The club was formed by pupils from a nearby school. In 1914 the club was officially formed and played their first match against FC Traunstein. The first match was lost by 1:4. Nevertheless, before the Second World War the SAK 1914 was the most successful football club in Salzburg. 1934, 1935 and 1937 they reached the final of the Austrian amateur championship. Eduard Kainberger, Karl Kainberger, Ernst Bacher and Adolf Laudon, the players of SAK, were part of the 1936 Olympic squad, where runners-up Austria won the silver medal. In all they reached 30 Championships in Salzburg.

After the war other clubs like SV Austria Salzburg or SK Bischofshofen were more successful but the SAK was the first team from Salzburg which reached the highest class (1952-Staatsliga A). Also in the 1961/62 and 1980/81 season they played in the highest division. All together the SAK played nine seasons in the professional leagues. But 1988 they were relegated from the 2.Division and playing ever since that time in amateur leagues.

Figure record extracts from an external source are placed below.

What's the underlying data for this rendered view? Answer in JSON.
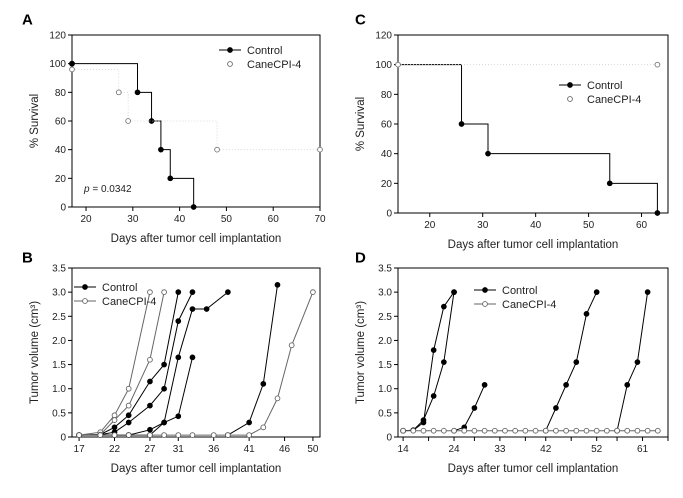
{
  "chart_data": [
    {
      "panel": "A",
      "type": "line",
      "xlabel": "Days after tumor cell implantation",
      "ylabel": "% Survival",
      "xlim": [
        17,
        70
      ],
      "ylim": [
        0,
        120
      ],
      "xticks": [
        20,
        30,
        40,
        50,
        60,
        70
      ],
      "yticks": [
        0,
        20,
        40,
        60,
        80,
        100,
        120
      ],
      "annotation_p": "p",
      "annotation_val": "= 0.0342",
      "series": [
        {
          "name": "Control",
          "marker": "filled",
          "points": [
            [
              17,
              100
            ],
            [
              31,
              80
            ],
            [
              34,
              60
            ],
            [
              36,
              40
            ],
            [
              38,
              20
            ],
            [
              43,
              0
            ]
          ],
          "step_start": [
            17,
            100
          ]
        },
        {
          "name": "CaneCPI-4",
          "marker": "open",
          "points": [
            [
              17,
              96
            ],
            [
              27,
              80
            ],
            [
              29,
              60
            ],
            [
              48,
              40
            ],
            [
              70,
              40
            ]
          ],
          "step_start": null
        }
      ]
    },
    {
      "panel": "C",
      "type": "line",
      "xlabel": "Days after tumor cell implantation",
      "ylabel": "% Survival",
      "xlim": [
        14,
        65
      ],
      "ylim": [
        0,
        120
      ],
      "xticks": [
        20,
        30,
        40,
        50,
        60
      ],
      "yticks": [
        0,
        20,
        40,
        60,
        80,
        100,
        120
      ],
      "series": [
        {
          "name": "Control",
          "marker": "filled",
          "points": [
            [
              26,
              60
            ],
            [
              31,
              40
            ],
            [
              54,
              20
            ],
            [
              63,
              0
            ]
          ],
          "step_start": [
            14,
            100
          ]
        },
        {
          "name": "CaneCPI-4",
          "marker": "open",
          "points": [
            [
              14,
              100
            ],
            [
              63,
              100
            ]
          ],
          "step_start": null
        }
      ]
    },
    {
      "panel": "B",
      "type": "line",
      "xlabel": "Days after tumor cell implantation",
      "ylabel": "Tumor volume (cm³)",
      "xlim": [
        16,
        51
      ],
      "ylim": [
        0,
        3.5
      ],
      "xticks": [
        17,
        22,
        27,
        31,
        36,
        41,
        46,
        50
      ],
      "yticks": [
        0,
        0.5,
        1.0,
        1.5,
        2.0,
        2.5,
        3.0,
        3.5
      ],
      "ytick_labels": [
        "0",
        "0.5",
        "1.0",
        "1.5",
        "2.0",
        "2.5",
        "3.0",
        "3.5"
      ],
      "series": [
        {
          "name": "Control",
          "marker": "filled",
          "lines": [
            [
              [
                17,
                0.04
              ],
              [
                20,
                0.05
              ],
              [
                22,
                0.2
              ],
              [
                24,
                0.45
              ],
              [
                27,
                1.15
              ],
              [
                29,
                1.5
              ],
              [
                31,
                3.0
              ]
            ],
            [
              [
                17,
                0.04
              ],
              [
                20,
                0.05
              ],
              [
                22,
                0.1
              ],
              [
                24,
                0.3
              ],
              [
                27,
                0.65
              ],
              [
                29,
                1.0
              ],
              [
                31,
                2.4
              ],
              [
                33,
                3.0
              ]
            ],
            [
              [
                17,
                0.04
              ],
              [
                20,
                0.05
              ],
              [
                22,
                0.04
              ],
              [
                24,
                0.04
              ],
              [
                27,
                0.15
              ],
              [
                29,
                0.3
              ],
              [
                31,
                1.65
              ],
              [
                33,
                2.65
              ],
              [
                35,
                2.65
              ],
              [
                38,
                3.0
              ]
            ],
            [
              [
                17,
                0.04
              ],
              [
                20,
                0.04
              ],
              [
                22,
                0.04
              ],
              [
                24,
                0.04
              ],
              [
                27,
                0.04
              ],
              [
                29,
                0.3
              ],
              [
                31,
                0.43
              ],
              [
                33,
                1.65
              ]
            ],
            [
              [
                38,
                0.04
              ],
              [
                41,
                0.3
              ],
              [
                43,
                1.1
              ],
              [
                45,
                3.15
              ]
            ]
          ]
        },
        {
          "name": "CaneCPI-4",
          "marker": "open",
          "lines": [
            [
              [
                17,
                0.04
              ],
              [
                20,
                0.1
              ],
              [
                22,
                0.45
              ],
              [
                24,
                1.0
              ],
              [
                27,
                3.0
              ]
            ],
            [
              [
                17,
                0.04
              ],
              [
                20,
                0.05
              ],
              [
                22,
                0.35
              ],
              [
                24,
                0.65
              ],
              [
                27,
                1.6
              ],
              [
                29,
                3.0
              ]
            ],
            [
              [
                17,
                0.04
              ],
              [
                20,
                0.04
              ],
              [
                22,
                0.04
              ],
              [
                24,
                0.04
              ],
              [
                27,
                0.04
              ],
              [
                29,
                0.04
              ],
              [
                31,
                0.04
              ],
              [
                33,
                0.04
              ],
              [
                36,
                0.04
              ],
              [
                38,
                0.04
              ],
              [
                41,
                0.04
              ],
              [
                43,
                0.2
              ],
              [
                45,
                0.8
              ],
              [
                47,
                1.9
              ],
              [
                50,
                3.0
              ]
            ]
          ]
        }
      ]
    },
    {
      "panel": "D",
      "type": "line",
      "xlabel": "Days after tumor cell implantation",
      "ylabel": "Tumor volume (cm³)",
      "xlim": [
        13,
        66
      ],
      "ylim": [
        0,
        3.5
      ],
      "xticks": [
        14,
        19,
        24,
        28,
        33,
        38,
        42,
        47,
        52,
        56,
        61,
        66
      ],
      "xtick_labels": [
        "14",
        "",
        "24",
        "",
        "33",
        "",
        "42",
        "",
        "52",
        "",
        "61",
        ""
      ],
      "yticks": [
        0,
        0.5,
        1.0,
        1.5,
        2.0,
        2.5,
        3.0,
        3.5
      ],
      "ytick_labels": [
        "0",
        "0.5",
        "1.0",
        "1.5",
        "2.0",
        "2.5",
        "3.0",
        "3.5"
      ],
      "series": [
        {
          "name": "Control",
          "marker": "filled",
          "lines": [
            [
              [
                14,
                0.13
              ],
              [
                16,
                0.14
              ],
              [
                18,
                0.3
              ],
              [
                20,
                1.8
              ],
              [
                22,
                2.7
              ],
              [
                24,
                3.0
              ]
            ],
            [
              [
                14,
                0.13
              ],
              [
                16,
                0.14
              ],
              [
                18,
                0.35
              ],
              [
                20,
                0.85
              ],
              [
                22,
                1.55
              ],
              [
                24,
                3.0
              ]
            ],
            [
              [
                24,
                0.13
              ],
              [
                26,
                0.2
              ],
              [
                28,
                0.6
              ],
              [
                30,
                1.08
              ]
            ],
            [
              [
                42,
                0.13
              ],
              [
                44,
                0.6
              ],
              [
                46,
                1.08
              ],
              [
                48,
                1.55
              ],
              [
                50,
                2.55
              ],
              [
                52,
                3.0
              ]
            ],
            [
              [
                56,
                0.13
              ],
              [
                58,
                1.08
              ],
              [
                60,
                1.55
              ],
              [
                62,
                3.0
              ]
            ]
          ]
        },
        {
          "name": "CaneCPI-4",
          "marker": "open",
          "lines": [
            [
              [
                14,
                0.13
              ],
              [
                16,
                0.13
              ],
              [
                18,
                0.13
              ],
              [
                20,
                0.13
              ],
              [
                22,
                0.13
              ],
              [
                24,
                0.13
              ],
              [
                26,
                0.13
              ],
              [
                28,
                0.13
              ],
              [
                30,
                0.13
              ],
              [
                32,
                0.13
              ],
              [
                34,
                0.13
              ],
              [
                36,
                0.13
              ],
              [
                38,
                0.13
              ],
              [
                40,
                0.13
              ],
              [
                42,
                0.13
              ],
              [
                44,
                0.13
              ],
              [
                46,
                0.13
              ],
              [
                48,
                0.13
              ],
              [
                50,
                0.13
              ],
              [
                52,
                0.13
              ],
              [
                54,
                0.13
              ],
              [
                56,
                0.13
              ],
              [
                58,
                0.13
              ],
              [
                60,
                0.13
              ],
              [
                62,
                0.13
              ],
              [
                64,
                0.13
              ]
            ]
          ]
        }
      ]
    }
  ]
}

The 2007/08 season was the last in their venue, the SAK Sportanlage Nonntal. It was renovated and was now called Sportzentrum Mitte. SAK ground-share with UFC Salzburg at this pitch.

==Notable players==
- Eduard Kainberger – won the silver medal with the Austrian team at the 1936 Olympic games in Berlin.	He played all 4 matches as goalkeeper and was the teamcaptain.
- Karl Kainberger – won the silver medal with the Austrian team at the 1936 Olympic games in Berlin. He played 2 matches and scored two goals.
- Adolf Laudon – won the silver medal with the Austrian team at the 1936 Olympic games in Berlin. He played all 4 matches and scored two goals.